Ortama çöken ani gerginliği bastırmak adına harekete geçtim. “O zaman Bodrum’da görüşürüz.” deyip arabaya yöneldim. Ama arkamızdan Emre’de geldi. “Eh bir de biz dinleyelim şu CD’yi.”

Hadi ama…

Anıl’a özür diler gibi bakınca gözlerini sorun yok dercesine kapadı. Kendimi biraz suçlu hissediyordum. Hani neden Eminem dersin ki? Ama Halsey de desem Emre arabaya gelecek gibi hissediyordum. Sanki Emre’nin derdi CD ile değil de Anıl’la gibiydi.

İçimdeki saçma ve tuhaf hisleri susturduktan sonra biraz arabanın camını açtım. “Hava ne kadar güzel.” Ortaya söylediğim cümleyi kimse sallamadı. “Sohbetinize doyum olmuyor, gerçekten.” Emre kafasını telefondan kaldırdı. “Bodrum’a kaç saat var?” diye sordu. “Yedi buçuk.” diye cevapladı Anıl.

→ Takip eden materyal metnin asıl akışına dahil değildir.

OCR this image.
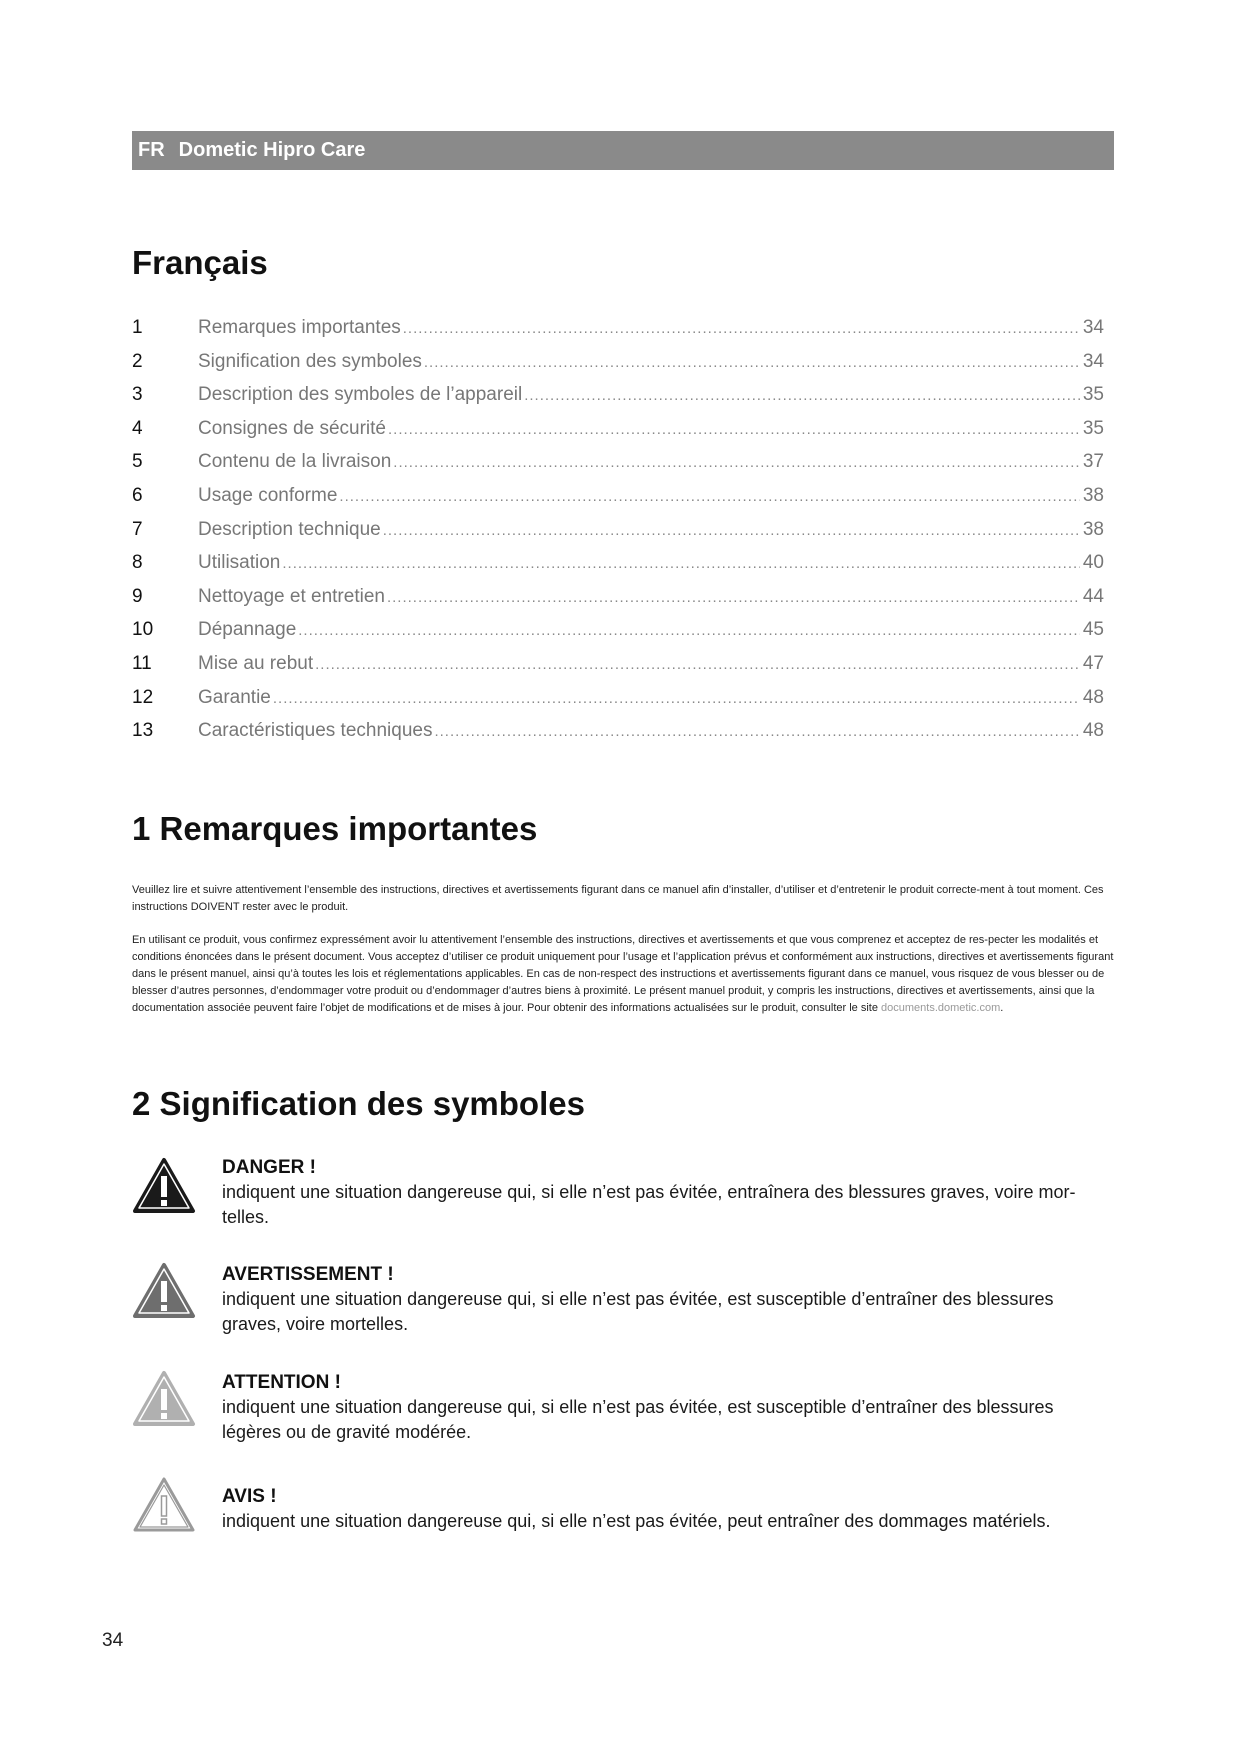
FR Dometic Hipro Care
Français
1	Remarques importantes .....	34
2	Signification des symboles .....	34
3	Description des symboles de l’appareil .....	35
4	Consignes de sécurité .....	35
5	Contenu de la livraison .....	37
6	Usage conforme .....	38
7	Description technique .....	38
8	Utilisation .....	40
9	Nettoyage et entretien .....	44
10	Dépannage .....	45
11	Mise au rebut .....	47
12	Garantie .....	48
13	Caractéristiques techniques .....	48
1 Remarques importantes

Veuillez lire et suivre attentivement l’ensemble des instructions, directives et avertissements figurant dans ce manuel afin d’installer, d’utiliser et d’entretenir le produit correcte-ment à tout moment. Ces instructions DOIVENT rester avec le produit.

En utilisant ce produit, vous confirmez expressément avoir lu attentivement l’ensemble des instructions, directives et avertissements et que vous comprenez et acceptez de res-pecter les modalités et conditions énoncées dans le présent document. Vous acceptez d’utiliser ce produit uniquement pour l’usage et l’application prévus et conformément aux instructions, directives et avertissements figurant dans le présent manuel, ainsi qu’à toutes les lois et réglementations applicables. En cas de non-respect des instructions et avertissements figurant dans ce manuel, vous risquez de vous blesser ou de blesser d’autres personnes, d’endommager votre produit ou d’endommager d’autres biens à proximité. Le présent manuel produit, y compris les instructions, directives et avertissements, ainsi que la documentation associée peuvent faire l’objet de modifications et de mises à jour. Pour obtenir des informations actualisées sur le produit, consulter le site documents.dometic.com.

2 Signification des symboles
DANGER !
indiquent une situation dangereuse qui, si elle n’est pas évitée, entraînera des blessures graves, voire mor-telles.
AVERTISSEMENT !
indiquent une situation dangereuse qui, si elle n’est pas évitée, est susceptible d’entraîner des blessures graves, voire mortelles.
ATTENTION !
indiquent une situation dangereuse qui, si elle n’est pas évitée, est susceptible d’entraîner des blessures légères ou de gravité modérée.
AVIS !
indiquent une situation dangereuse qui, si elle n’est pas évitée, peut entraîner des dommages matériels.
34
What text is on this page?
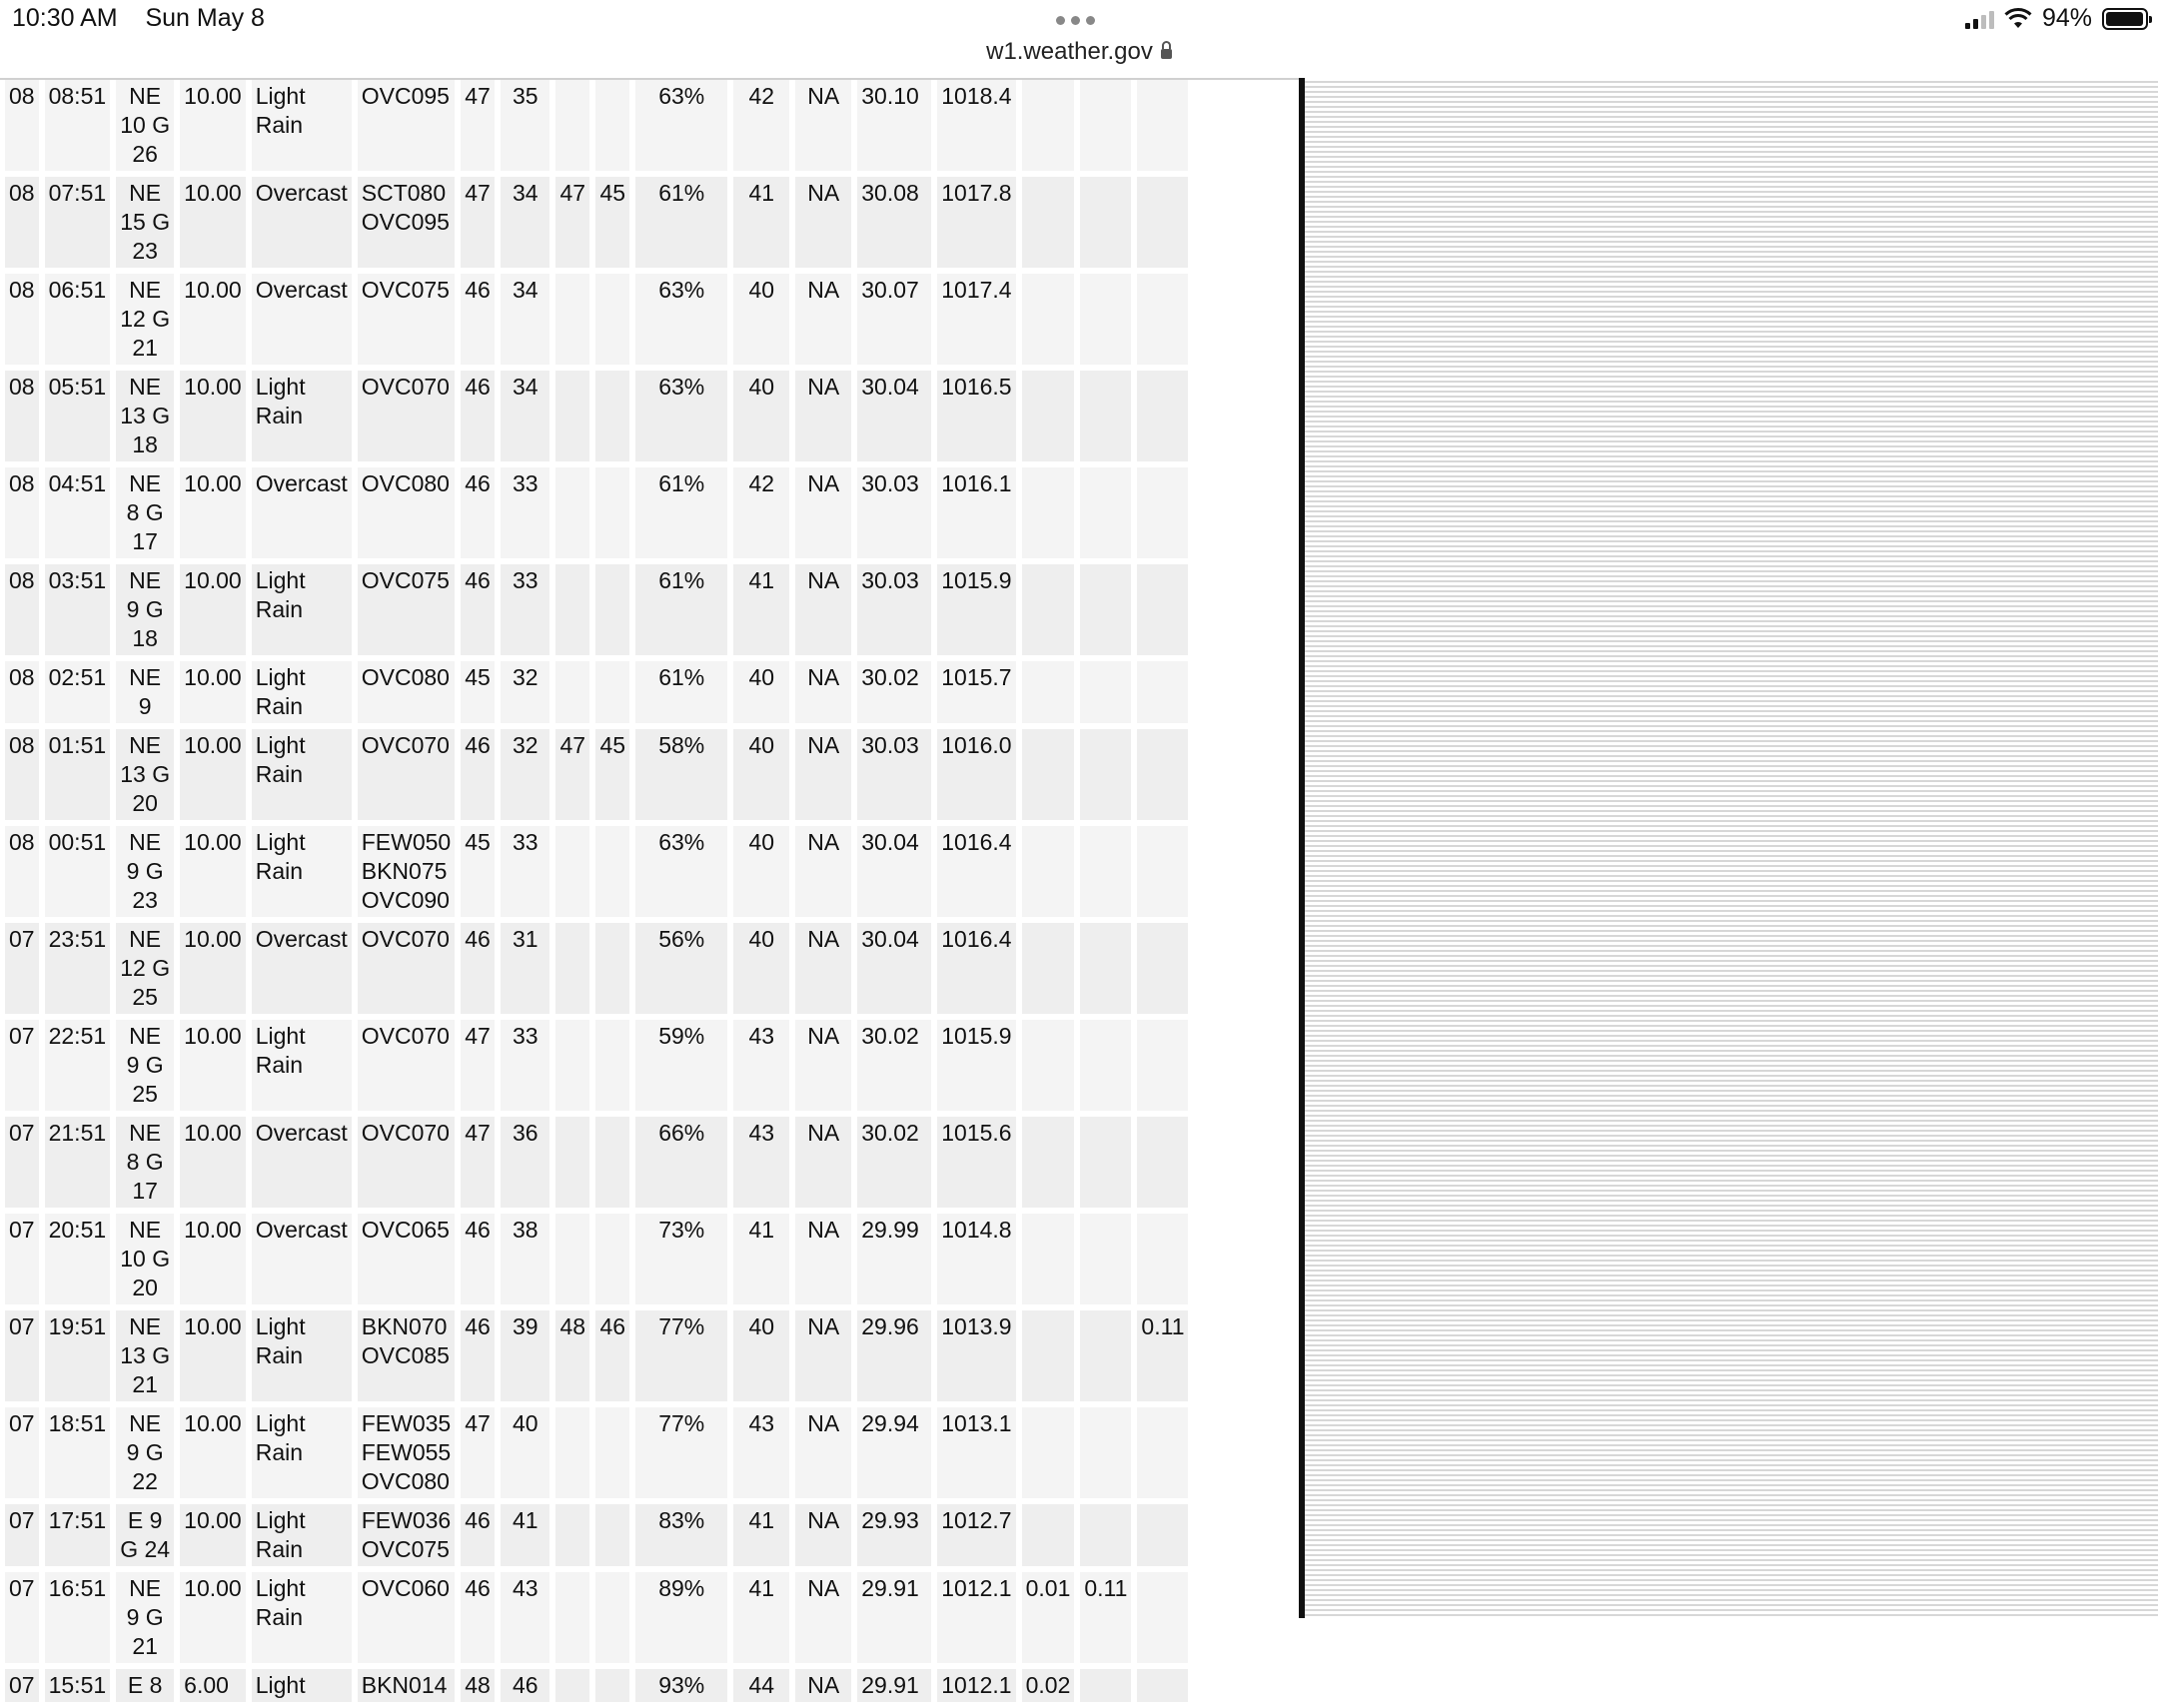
10:30 AM Sun May 8	94%
w1.weather.gov
08	08:51	NE 10 G 26	10.00	Light Rain	OVC095	47	35			63%	42	NA	30.10	1018.4			
08	07:51	NE 15 G 23	10.00	Overcast	SCT080 OVC095	47	34	47	45	61%	41	NA	30.08	1017.8			
08	06:51	NE 12 G 21	10.00	Overcast	OVC075	46	34			63%	40	NA	30.07	1017.4			
08	05:51	NE 13 G 18	10.00	Light Rain	OVC070	46	34			63%	40	NA	30.04	1016.5			
08	04:51	NE 8 G 17	10.00	Overcast	OVC080	46	33			61%	42	NA	30.03	1016.1			
08	03:51	NE 9 G 18	10.00	Light Rain	OVC075	46	33			61%	41	NA	30.03	1015.9			
08	02:51	NE 9	10.00	Light Rain	OVC080	45	32			61%	40	NA	30.02	1015.7			
08	01:51	NE 13 G 20	10.00	Light Rain	OVC070	46	32	47	45	58%	40	NA	30.03	1016.0			
08	00:51	NE 9 G 23	10.00	Light Rain	FEW050 BKN075 OVC090	45	33			63%	40	NA	30.04	1016.4			
07	23:51	NE 12 G 25	10.00	Overcast	OVC070	46	31			56%	40	NA	30.04	1016.4			
07	22:51	NE 9 G 25	10.00	Light Rain	OVC070	47	33			59%	43	NA	30.02	1015.9			
07	21:51	NE 8 G 17	10.00	Overcast	OVC070	47	36			66%	43	NA	30.02	1015.6			
07	20:51	NE 10 G 20	10.00	Overcast	OVC065	46	38			73%	41	NA	29.99	1014.8			
07	19:51	NE 13 G 21	10.00	Light Rain	BKN070 OVC085	46	39	48	46	77%	40	NA	29.96	1013.9			0.11
07	18:51	NE 9 G 22	10.00	Light Rain	FEW035 FEW055 OVC080	47	40			77%	43	NA	29.94	1013.1			
07	17:51	E 9 G 24	10.00	Light Rain	FEW036 OVC075	46	41			83%	41	NA	29.93	1012.7			
07	16:51	NE 9 G 21	10.00	Light Rain	OVC060	46	43			89%	41	NA	29.91	1012.1	0.01	0.11	
07	15:51	E 8	6.00	Light	BKN014	48	46			93%	44	NA	29.91	1012.1	0.02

Yeniden sohbet kesildiğinde ortamdan umudumu kesip telefonuma bakmaya karar verdim. Ecem ve diğer gruplardan gelen mesajların aksine tanımadığım bir numaradan gelmişti mesaj. Belki profil fotoğrafını tanırım diye aklıma gelen ilk harfi yazıp numarayı kaydettim. Büyük ihtimal yanlış atılmıştı. Kaydettikten sonra bir mesaj daha geldi.

A: Yarın buluşalım.
A: Ben anneannen.

Yanlış atıldığına emin olduktan sonra numarayı engelledim. İnsanlar mesaj atmadan neden numarayı kontrol etmezdi ki? Ayrıca profil fotoğrafı bile yoktu. Birinin anneannesiyse yaşlılık hali diye düşündüm. Çünkü kendi babaannemden biliyordum. Bir keresinde beni arayayım derken rehberinden silmişti. Sonrasında anlamamız zor oldu tabii, telefonu bozdum sanıp bize de söylememişti sildiğini.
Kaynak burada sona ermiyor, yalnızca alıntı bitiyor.